Bug 995032

Summary:	dd on fuse mount failed with "Transport endpoint is not connected" when a node goes offline
Product:	[Red Hat Storage] Red Hat Gluster Storage	Reporter:	spandura
Component:	glusterfs	Assignee:	Bug Updates Notification Mailing List <rhs-bugs>
Status:	CLOSED EOL	QA Contact:	storage-qa-internal <storage-qa-internal>
Severity:	high	Docs Contact:
Priority:	unspecified
Version:	2.1	CC:	rhs-bugs, vbellur
Target Milestone:	---
Target Release:	---
Hardware:	Unspecified
OS:	Unspecified
Whiteboard:
Fixed In Version:		Doc Type:	Bug Fix
Doc Text:		Story Points:	---
Clone Of:		Environment:
Last Closed:	2015-12-03 17:11:14 UTC	Type:	Bug
Regression:	---	Mount Type:	---
Documentation:	---	CRM:
Verified Versions:		Category:	---
oVirt Team:	---	RHEL 7.3 requirements from Atomic Host:
Cloudforms Team:	---	Target Upstream Version:
Embargoed:

Description spandura 2013-08-08 12:42:40 UTC

Description of problem:
========================
In 1 x 2 replicate volume when a storage node goes offline, dd on fuse mount fails with "Transport endpoint is not connected". dd on nfs mount hangs. 

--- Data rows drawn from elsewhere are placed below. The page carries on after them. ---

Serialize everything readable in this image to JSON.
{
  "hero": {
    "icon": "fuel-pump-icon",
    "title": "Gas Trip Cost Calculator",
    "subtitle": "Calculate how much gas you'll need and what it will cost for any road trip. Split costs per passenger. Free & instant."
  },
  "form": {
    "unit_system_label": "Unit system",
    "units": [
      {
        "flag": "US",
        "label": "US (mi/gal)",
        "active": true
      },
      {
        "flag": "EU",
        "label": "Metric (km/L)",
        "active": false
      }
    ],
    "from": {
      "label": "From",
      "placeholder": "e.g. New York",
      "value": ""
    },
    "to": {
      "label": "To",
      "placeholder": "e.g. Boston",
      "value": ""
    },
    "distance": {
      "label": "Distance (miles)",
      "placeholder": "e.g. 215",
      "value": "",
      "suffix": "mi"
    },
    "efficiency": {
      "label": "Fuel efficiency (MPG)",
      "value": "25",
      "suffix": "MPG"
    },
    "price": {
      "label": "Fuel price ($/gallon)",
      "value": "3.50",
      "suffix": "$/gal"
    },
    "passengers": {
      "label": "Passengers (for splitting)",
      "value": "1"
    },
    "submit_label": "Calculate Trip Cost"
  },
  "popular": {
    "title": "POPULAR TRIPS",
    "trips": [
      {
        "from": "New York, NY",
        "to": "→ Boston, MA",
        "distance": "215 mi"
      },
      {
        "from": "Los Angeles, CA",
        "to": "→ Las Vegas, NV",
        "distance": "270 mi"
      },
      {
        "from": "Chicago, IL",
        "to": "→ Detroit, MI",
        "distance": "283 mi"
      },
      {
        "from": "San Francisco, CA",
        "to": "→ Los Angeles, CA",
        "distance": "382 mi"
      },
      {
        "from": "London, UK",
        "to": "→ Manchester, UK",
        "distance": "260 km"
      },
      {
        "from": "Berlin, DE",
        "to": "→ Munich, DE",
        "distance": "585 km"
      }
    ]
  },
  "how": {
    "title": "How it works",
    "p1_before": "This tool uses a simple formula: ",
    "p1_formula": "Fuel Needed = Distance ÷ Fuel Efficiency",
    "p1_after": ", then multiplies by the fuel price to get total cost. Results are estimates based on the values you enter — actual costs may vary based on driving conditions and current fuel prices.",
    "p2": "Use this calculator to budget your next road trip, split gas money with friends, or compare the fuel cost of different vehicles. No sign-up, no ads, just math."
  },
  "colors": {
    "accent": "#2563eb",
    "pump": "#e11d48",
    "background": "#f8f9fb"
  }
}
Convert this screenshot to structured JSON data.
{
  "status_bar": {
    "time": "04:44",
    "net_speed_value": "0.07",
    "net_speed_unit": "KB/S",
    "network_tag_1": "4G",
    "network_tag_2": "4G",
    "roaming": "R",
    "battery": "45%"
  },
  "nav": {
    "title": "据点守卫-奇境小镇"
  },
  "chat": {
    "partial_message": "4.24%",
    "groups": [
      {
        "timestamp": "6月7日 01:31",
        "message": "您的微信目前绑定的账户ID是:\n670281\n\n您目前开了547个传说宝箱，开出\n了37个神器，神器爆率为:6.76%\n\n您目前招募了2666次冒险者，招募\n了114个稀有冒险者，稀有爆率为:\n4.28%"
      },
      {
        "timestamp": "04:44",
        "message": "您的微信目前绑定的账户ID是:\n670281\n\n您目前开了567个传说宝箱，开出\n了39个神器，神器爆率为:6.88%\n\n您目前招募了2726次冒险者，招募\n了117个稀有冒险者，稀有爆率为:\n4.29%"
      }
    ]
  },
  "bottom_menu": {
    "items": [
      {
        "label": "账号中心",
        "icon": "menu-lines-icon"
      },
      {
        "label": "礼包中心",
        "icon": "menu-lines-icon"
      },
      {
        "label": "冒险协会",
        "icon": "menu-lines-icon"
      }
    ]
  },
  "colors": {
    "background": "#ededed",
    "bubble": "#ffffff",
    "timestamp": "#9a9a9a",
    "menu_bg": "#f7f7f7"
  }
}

Version-Release number of selected component (if applicable):
===========================================================
glusterfs 3.4.0.18rhs built on Aug  7 2013 08:02:45

How reproducible:


Steps to Reproduce:
=======================
1. Create a 1 x 2 replicate volume with 2 storage nodes and 1 brick per storage node. 
set the background-self-heal-count to 0, data-self-heal "off", self-heal-daemon on

2. create fuse and nfs mount. { nfs mounts to storage_node2's nfs server}

3. from fuse mount execute "dd if=/dev/urandom of=test_file bs=1M count=10240" 

4. from nfs mount execute "dd if=/dev/urandom of=test_file bs=1M count=10240" 

5. set "self-heal-daemon" to off from one of the storage nodes. 

6. while the dd on both the mount points is in progress , kill all the gluster process from storage_node1. 

7. delete the brick directory and recreate the brick directory on storage_node1. 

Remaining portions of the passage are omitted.